Berkowitz had his test subjects, all classically trained pianists with an average of 13 years piano experience, perform a series of four musical tasks while inside an fMRI machine. A noninvasive brain imaging technique, fMRI uses powerful magnets to measure blood flow to brain regions that are being activated and deactivated during neural activity. As each subject lay recumbent in the machine, he or she would play a small, plastic piano-like keyboard, which had five keys. The first task constrained both melody and rhythm, and required subjects to play pre-memorized, five-note-long melodies while maintaining a fixed rhythm with the aid of a metronome. The other three tasks included improvisation in some form: one allowed the subject to create rhythms, while playing the memorized melodies; another had the subject create melodies in time to the metronome; and the third permitted freestyle generation of both melody and rhythm.

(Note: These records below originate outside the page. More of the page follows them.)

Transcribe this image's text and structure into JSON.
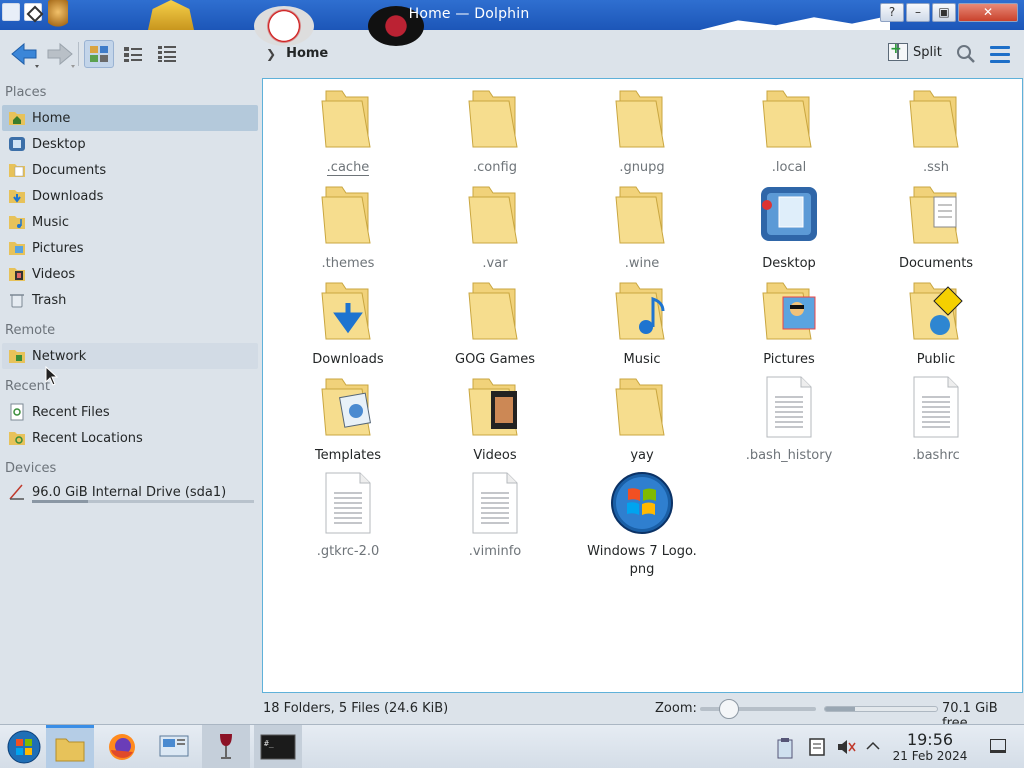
{
  "window": {
    "title": "Home — Dolphin",
    "buttons": {
      "help": "?",
      "minimize": "–",
      "maximize": "▣",
      "close": "✕"
    }
  },
  "toolbar": {
    "breadcrumb": [
      "Home"
    ],
    "split_label": "Split"
  },
  "sidebar": {
    "sections": [
      {
        "title": "Places",
        "items": [
          {
            "label": "Home",
            "icon": "home-folder-icon",
            "active": true
          },
          {
            "label": "Desktop",
            "icon": "desktop-icon"
          },
          {
            "label": "Documents",
            "icon": "documents-folder-icon"
          },
          {
            "label": "Downloads",
            "icon": "downloads-folder-icon"
          },
          {
            "label": "Music",
            "icon": "music-folder-icon"
          },
          {
            "label": "Pictures",
            "icon": "pictures-folder-icon"
          },
          {
            "label": "Videos",
            "icon": "videos-folder-icon"
          },
          {
            "label": "Trash",
            "icon": "trash-icon"
          }
        ]
      },
      {
        "title": "Remote",
        "items": [
          {
            "label": "Network",
            "icon": "network-folder-icon"
          }
        ]
      },
      {
        "title": "Recent",
        "items": [
          {
            "label": "Recent Files",
            "icon": "recent-files-icon"
          },
          {
            "label": "Recent Locations",
            "icon": "recent-locations-icon"
          }
        ]
      },
      {
        "title": "Devices",
        "items": [
          {
            "label": "96.0 GiB Internal Drive (sda1)",
            "icon": "hard-drive-icon",
            "usage_fraction": 0.25
          }
        ]
      }
    ]
  },
  "files": [
    {
      "name": ".cache",
      "type": "folder",
      "hidden": true,
      "underlined": true
    },
    {
      "name": ".config",
      "type": "folder",
      "hidden": true
    },
    {
      "name": ".gnupg",
      "type": "folder",
      "hidden": true
    },
    {
      "name": ".local",
      "type": "folder",
      "hidden": true
    },
    {
      "name": ".ssh",
      "type": "folder",
      "hidden": true
    },
    {
      "name": ".themes",
      "type": "folder",
      "hidden": true
    },
    {
      "name": ".var",
      "type": "folder",
      "hidden": true
    },
    {
      "name": ".wine",
      "type": "folder",
      "hidden": true
    },
    {
      "name": "Desktop",
      "type": "desktop"
    },
    {
      "name": "Documents",
      "type": "folder-documents"
    },
    {
      "name": "Downloads",
      "type": "folder-downloads"
    },
    {
      "name": "GOG Games",
      "type": "folder"
    },
    {
      "name": "Music",
      "type": "folder-music"
    },
    {
      "name": "Pictures",
      "type": "folder-pictures"
    },
    {
      "name": "Public",
      "type": "folder-public"
    },
    {
      "name": "Templates",
      "type": "folder-templates"
    },
    {
      "name": "Videos",
      "type": "folder-videos"
    },
    {
      "name": "yay",
      "type": "folder"
    },
    {
      "name": ".bash_history",
      "type": "text",
      "hidden": true
    },
    {
      "name": ".bashrc",
      "type": "text",
      "hidden": true
    },
    {
      "name": ".gtkrc-2.0",
      "type": "text",
      "hidden": true
    },
    {
      "name": ".viminfo",
      "type": "text",
      "hidden": true
    },
    {
      "name": "Windows 7 Logo.\npng",
      "type": "image"
    }
  ],
  "status": {
    "summary": "18 Folders, 5 Files (24.6 KiB)",
    "zoom_label": "Zoom:",
    "zoom_fraction": 0.2,
    "free_space": "70.1 GiB free",
    "used_fraction": 0.27
  },
  "taskbar": {
    "apps": [
      {
        "name": "start-menu",
        "icon": "windows-logo-icon"
      },
      {
        "name": "dolphin",
        "icon": "file-manager-icon",
        "active": true
      },
      {
        "name": "firefox",
        "icon": "firefox-icon"
      },
      {
        "name": "system-settings",
        "icon": "system-settings-icon"
      },
      {
        "name": "wine",
        "icon": "wine-glass-icon",
        "open": true
      },
      {
        "name": "terminal",
        "icon": "terminal-icon",
        "open": true
      }
    ],
    "clock": {
      "time": "19:56",
      "date": "21 Feb 2024"
    }
  }
}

When Berkowitz and Ansari looked at the subjects’ brain maps, they found three regions that were activated during all tasks that involved improvisation, whether it was rhythmic or melodic. When it comes to determining the roles these regions might play in improvisation, Berkowitz is cautious, emphasizing that fMRI is just a tool—an inference tool—that allows assumptions to be made based on what is known about the region’s general function, but offers no definitive answers. Still, the implications are provocative.